МЖ: Мужчины и женщины | страница 8



Достоевский, как Гумберт Гумберт, любил вертеться около детских приютов. Такое внимание к «деткам», если оно не по обязанности, а, так сказать, по душевной склонности, – всегда очень подозрительно в вышеуказанном смысле. «Лолита», в сущности, – пародия на Достоевского.

А. Белый гениально обронил: «Будь он в царстве детей, он развратил бы их».

Еще: присутствие всякого рода «хромоножек» у Достоевского. Он, как Лебядкин, свою любовь обусловливает: «Ей, если б она сломала ногу». Он любил не только убивать и избивать своих героинь, но и калечить их. Правда, в «Братьях Карамазовых» все эти девочки нашли свою заступницу – Лизу (!) Хохлакову (в свою очередь, как сказали бы в старину, лишенную употребления ног). Она за всех девочек, за всех Лиз отомстила: сидит в кресле, ест ананасный компот и отрезает пальчики у распятого (!) мальчика. Это Достоевский самому себе мстит, да и девочек-то он убивал – в себе. Это он – девочка, млеющая от восторга, когда к ней приближается Ставрогин. Это вот и есть «идеал содомский» у Достоевского. «Содом» отнюдь не аллегория. Стоит ли говорить, что «порка» – эвфемизм?

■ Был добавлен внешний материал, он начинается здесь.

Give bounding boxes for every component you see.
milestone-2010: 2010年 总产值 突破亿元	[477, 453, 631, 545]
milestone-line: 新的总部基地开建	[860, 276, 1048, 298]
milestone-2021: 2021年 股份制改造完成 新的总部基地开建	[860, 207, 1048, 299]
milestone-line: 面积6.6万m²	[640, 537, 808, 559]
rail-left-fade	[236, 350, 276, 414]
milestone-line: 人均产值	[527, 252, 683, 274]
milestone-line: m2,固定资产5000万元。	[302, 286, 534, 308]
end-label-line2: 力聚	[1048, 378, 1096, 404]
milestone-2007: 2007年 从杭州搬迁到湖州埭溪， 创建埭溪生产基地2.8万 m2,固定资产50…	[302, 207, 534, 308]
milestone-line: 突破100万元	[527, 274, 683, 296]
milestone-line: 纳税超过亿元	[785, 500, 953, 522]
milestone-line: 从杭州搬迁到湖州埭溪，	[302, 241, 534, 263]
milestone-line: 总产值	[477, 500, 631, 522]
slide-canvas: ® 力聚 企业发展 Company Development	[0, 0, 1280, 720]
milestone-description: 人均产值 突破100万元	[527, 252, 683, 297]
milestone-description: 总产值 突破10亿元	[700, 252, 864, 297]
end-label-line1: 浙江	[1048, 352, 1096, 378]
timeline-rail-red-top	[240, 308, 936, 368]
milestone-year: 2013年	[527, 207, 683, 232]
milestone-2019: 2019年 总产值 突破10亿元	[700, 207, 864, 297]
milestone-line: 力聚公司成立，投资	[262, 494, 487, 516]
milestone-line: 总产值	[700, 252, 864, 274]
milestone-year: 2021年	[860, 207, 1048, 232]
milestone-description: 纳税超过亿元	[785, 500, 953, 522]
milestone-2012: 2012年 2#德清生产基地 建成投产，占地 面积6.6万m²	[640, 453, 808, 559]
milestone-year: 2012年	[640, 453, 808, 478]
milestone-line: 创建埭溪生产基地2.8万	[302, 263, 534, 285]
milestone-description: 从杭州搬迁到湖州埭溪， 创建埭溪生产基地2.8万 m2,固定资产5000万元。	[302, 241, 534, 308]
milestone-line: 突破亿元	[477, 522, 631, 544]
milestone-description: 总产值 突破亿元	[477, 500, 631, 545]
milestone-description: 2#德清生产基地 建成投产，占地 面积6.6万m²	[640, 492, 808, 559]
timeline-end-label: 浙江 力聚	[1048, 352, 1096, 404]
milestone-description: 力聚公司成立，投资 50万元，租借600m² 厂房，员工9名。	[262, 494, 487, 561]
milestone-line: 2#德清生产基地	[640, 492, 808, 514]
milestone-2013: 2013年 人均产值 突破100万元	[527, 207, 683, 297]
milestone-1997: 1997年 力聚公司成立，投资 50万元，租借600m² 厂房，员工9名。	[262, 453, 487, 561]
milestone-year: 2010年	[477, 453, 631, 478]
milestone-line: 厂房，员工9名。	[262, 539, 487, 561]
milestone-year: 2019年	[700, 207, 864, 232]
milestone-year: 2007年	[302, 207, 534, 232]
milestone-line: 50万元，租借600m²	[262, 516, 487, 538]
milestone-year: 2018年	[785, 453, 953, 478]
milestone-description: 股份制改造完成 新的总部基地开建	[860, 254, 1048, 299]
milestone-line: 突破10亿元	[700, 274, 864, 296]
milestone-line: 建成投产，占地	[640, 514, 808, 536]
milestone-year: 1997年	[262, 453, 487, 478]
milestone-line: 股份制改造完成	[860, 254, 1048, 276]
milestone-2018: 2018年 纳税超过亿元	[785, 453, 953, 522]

Понятно, что природа этого мления – сексуальная, но было тут что-то еще, и важнейшее. Достоевский – надо ли повторять? – всё-таки не клинический случай. Этот мазохизм в нем сублимирован, он породил состояние, именуемое христианским дионисизмом. Это тема о религиозном обращении у Достоевского. Модель этого обращения – у Франциска Ассизского: унижение, перерастающее в блаженство.

Честертон пишет в книге о святом Франциске:

<…> когда он вернулся с позором из похода, его называли трусом. Во всяком случае, после ссоры с отцом его называли вором <…> над ним подсмеивались. Он остался в дураках. Всякий, кто был молод, кто скакал верхом и грезил битвой, кто воображал себя поэтом и принимал условности дружбы, поймет невыносимую тяжесть этой простой фразы. Обращение святого Франциска, как и обращение святого Павла, началось, когда он упал с лошади. Нет, оно было хуже, чем у Павла, – он упал с боевого коня. Все смеялись над ним. Все знали: виноват он или нет, он оказался в дураках. <…> Он увидел себя крохотным и ничтожным, как муха на большом окне, увидел дурака. И когда он смотрел на слово «дурак», написанное огненными буквами, слово это стало сиять и преображаться <…> когда Франциск вышел из пещеры откровения, он нес слово «дурак» как перо на шляпе, как плюмаж, как корону. Он согласился быть дураком, он был готов стать еще глупее – стать придворным олухом Царя Небесного.